Anatomy of an Exchange
In the basic turn-based match, control of the game moves from player to player, following rules defined by the app. Only the current player can affect the match, with all other players relegated to observing the match. This works very well for certain types of games, but as a game turn becomes more complicated, it is not uncommon for multiple players needing to interact at the same time. Turn-based matches can quickly become bogged down when each player must perform a small action in order for a turn to be completed. Exchanges provide you with a way to create complex turns without slowing down the pace of the match.
Using exchanges, you can design your game so that players other than the current player can take actions during a turn. An exchange is an interaction between the exchange initiator and one or more exchange recipients. The following workflow is used for an exchange:
The initiator sends an exchange request to a recipient.
The recipients is notified that they have received an exchange request.
The recipient acts on the exchange request and sends their action back to the initiator.
The initiator is notified of the completed exchange.
The current player is notified of the completed exchange and updates the match data.

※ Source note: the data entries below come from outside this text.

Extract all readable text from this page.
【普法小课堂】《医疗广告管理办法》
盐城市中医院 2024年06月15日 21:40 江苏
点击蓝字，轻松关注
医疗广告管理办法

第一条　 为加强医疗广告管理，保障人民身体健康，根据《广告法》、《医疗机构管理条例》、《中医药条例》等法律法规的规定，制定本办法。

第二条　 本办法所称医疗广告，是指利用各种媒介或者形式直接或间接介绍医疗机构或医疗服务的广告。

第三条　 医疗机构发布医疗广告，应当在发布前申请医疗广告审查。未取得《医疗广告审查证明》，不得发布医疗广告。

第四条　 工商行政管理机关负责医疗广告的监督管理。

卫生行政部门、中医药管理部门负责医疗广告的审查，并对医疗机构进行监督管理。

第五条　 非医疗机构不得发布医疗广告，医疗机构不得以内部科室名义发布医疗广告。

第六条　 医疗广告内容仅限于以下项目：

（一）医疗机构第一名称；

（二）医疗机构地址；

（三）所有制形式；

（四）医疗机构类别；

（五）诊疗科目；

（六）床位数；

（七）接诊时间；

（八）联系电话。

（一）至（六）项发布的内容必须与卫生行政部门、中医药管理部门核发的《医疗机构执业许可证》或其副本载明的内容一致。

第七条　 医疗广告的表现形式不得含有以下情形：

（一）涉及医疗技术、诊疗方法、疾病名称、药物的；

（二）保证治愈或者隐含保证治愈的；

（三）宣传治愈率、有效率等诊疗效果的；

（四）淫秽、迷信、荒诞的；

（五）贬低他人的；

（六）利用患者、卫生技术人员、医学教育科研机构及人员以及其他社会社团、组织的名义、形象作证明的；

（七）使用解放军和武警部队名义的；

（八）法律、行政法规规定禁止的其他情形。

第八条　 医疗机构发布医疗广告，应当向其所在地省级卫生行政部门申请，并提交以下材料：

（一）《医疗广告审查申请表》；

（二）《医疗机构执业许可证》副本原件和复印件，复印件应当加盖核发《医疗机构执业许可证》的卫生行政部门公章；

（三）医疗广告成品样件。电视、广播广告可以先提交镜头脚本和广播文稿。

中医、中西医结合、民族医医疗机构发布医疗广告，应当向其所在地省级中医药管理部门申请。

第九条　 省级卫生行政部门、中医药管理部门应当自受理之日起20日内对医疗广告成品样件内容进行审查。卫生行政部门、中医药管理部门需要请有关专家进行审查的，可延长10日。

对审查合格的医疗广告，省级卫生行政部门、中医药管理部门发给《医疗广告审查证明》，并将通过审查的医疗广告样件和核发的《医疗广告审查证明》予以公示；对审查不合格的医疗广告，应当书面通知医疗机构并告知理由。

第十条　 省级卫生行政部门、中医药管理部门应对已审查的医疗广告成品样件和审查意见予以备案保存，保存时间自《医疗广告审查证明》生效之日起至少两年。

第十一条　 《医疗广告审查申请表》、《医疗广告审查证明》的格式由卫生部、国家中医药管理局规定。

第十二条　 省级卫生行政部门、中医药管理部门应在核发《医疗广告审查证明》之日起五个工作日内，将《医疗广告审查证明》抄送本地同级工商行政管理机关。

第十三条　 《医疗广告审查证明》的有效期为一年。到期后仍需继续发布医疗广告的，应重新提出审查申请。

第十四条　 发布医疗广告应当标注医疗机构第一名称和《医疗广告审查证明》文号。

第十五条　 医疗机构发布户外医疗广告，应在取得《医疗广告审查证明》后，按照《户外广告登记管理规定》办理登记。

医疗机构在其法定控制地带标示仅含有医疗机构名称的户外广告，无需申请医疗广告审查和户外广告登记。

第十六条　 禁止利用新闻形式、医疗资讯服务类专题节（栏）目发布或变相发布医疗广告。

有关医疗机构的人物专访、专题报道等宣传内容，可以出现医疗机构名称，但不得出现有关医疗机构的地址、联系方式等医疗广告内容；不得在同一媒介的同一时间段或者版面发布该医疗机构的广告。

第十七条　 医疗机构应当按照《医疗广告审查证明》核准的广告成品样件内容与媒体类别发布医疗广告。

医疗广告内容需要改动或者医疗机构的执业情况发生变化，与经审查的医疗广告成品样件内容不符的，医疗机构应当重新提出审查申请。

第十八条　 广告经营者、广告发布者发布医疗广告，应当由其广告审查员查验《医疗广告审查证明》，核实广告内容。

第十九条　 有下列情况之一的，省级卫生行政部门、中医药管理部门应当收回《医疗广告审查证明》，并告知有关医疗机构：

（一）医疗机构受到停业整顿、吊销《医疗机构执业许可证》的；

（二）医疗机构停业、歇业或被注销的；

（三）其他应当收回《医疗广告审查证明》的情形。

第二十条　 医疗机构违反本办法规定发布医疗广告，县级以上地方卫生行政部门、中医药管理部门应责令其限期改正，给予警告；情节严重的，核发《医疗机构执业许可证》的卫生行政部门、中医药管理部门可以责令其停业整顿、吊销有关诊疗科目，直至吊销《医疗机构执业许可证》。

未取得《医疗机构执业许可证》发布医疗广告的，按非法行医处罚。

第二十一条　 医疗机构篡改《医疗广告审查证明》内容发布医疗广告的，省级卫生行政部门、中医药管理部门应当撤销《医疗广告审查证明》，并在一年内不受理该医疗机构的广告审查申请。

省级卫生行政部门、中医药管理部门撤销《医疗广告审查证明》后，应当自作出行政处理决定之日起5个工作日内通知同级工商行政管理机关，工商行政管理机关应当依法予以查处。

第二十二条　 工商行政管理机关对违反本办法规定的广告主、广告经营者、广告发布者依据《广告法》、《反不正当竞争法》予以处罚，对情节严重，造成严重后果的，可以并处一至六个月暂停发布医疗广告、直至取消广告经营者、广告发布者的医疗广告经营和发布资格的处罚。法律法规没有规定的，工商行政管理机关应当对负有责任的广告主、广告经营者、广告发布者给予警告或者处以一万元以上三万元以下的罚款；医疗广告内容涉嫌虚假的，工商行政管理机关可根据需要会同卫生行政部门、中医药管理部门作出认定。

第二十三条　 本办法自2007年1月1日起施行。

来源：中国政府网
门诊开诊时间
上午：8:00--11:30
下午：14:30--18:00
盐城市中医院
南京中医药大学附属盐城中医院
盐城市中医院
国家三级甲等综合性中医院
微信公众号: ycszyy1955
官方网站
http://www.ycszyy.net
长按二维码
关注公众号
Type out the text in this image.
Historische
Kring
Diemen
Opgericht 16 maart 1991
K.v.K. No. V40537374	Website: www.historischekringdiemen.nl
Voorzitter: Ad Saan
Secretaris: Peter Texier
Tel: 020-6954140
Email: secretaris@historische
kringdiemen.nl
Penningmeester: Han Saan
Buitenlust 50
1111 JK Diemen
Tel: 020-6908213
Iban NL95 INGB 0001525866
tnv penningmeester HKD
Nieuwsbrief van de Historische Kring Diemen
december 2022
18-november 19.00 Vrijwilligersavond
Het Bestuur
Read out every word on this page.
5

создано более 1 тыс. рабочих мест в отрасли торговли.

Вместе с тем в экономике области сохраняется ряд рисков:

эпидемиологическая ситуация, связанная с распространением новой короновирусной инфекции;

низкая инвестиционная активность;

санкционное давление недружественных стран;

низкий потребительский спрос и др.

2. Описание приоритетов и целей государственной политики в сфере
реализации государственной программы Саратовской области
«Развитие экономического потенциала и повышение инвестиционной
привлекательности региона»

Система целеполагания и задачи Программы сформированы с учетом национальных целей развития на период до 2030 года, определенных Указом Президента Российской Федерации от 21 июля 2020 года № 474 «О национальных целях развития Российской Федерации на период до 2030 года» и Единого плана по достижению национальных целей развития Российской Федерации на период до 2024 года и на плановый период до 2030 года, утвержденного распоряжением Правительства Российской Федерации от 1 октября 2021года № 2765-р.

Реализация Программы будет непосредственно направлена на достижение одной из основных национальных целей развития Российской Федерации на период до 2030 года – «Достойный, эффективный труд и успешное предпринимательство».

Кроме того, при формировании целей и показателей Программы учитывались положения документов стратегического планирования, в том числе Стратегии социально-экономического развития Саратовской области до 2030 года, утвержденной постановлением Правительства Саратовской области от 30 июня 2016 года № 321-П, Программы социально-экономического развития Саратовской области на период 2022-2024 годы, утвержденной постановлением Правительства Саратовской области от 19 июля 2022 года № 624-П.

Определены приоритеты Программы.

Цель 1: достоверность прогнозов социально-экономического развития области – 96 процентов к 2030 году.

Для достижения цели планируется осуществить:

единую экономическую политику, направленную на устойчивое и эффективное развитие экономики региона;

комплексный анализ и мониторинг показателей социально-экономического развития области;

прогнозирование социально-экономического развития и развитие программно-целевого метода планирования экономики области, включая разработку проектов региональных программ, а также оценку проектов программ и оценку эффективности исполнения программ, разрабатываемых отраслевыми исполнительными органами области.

Sending an Exchange Request
Depending on how you design your game, any player can initiate an exchange request, whether they are the current player or not. For example, during Mary’s turn, Fred decides that they want to trade cards with Kelly. Fred chooses the cards they want to trade to Kelly and what they want in return. They then send the exchange request to Kelly. After the request is sent, an update is sent to Mary so that the match can be updated. See Figure 9-5 .
When a player sends an exchange request, several pieces of information are required to successfully send the request. There is no particular order in which this information needs to be collected. For example, your game may ask who the sender wants to trade with before asking which cards to trade, or the sender could choose cards to give and then designate who will receive the cards.
The sender chooses whom to send the exchange request to.
The nature of the request has to be determined. Is the player asking to trade cards, asking for help in attacking another player, or something else?
The amount of time the recipients have to respond to the exchange request must be set. You can allow the sender to choose this or set a hard time limit.
The amount of data that you can send is limited to a maximum of 1k. The data must be comprehensive enough that the receiving player’s game can act and present the data to the player in a way that makes sense in the context of your game. When the exchange request is sent, using the
sendExchangeToParticipants:data:localizableMessageKey:arguments:timeout:completionHandler: method, ensure that the current player also receives the request data so that the current match can be updated.
Before any recipients respond to an exchange request, the sender can cancel the request. When the sender cancels an exchange using the
cancelWithLocalizableMessageKey:arguments:completionHandler: method, a push notification is sent to all of the recipients telling them that the exchange has been canceled.
Responding to an Exchange Request
After an exchange request is created, the players in the recipients array receive a push notification. Opening the game will present the exchange message. The recipient can choose to respond to the exchange request or let it time out. Figure 9-6 shows Kelly accepting Fred’s trade and responding to their exchange request. After the exchange is completed, the exchange result is sent to the current player. The exchange is reconciled at the end of the current player’s turn.
The recipient responds to the exchange request using the
replyWithLocalizableMessageKey:arguments:data:completionHandler: method and sends any relevant data back to the original sender. Your game also needs to send the results of the exchange to the current player so that they can update the match.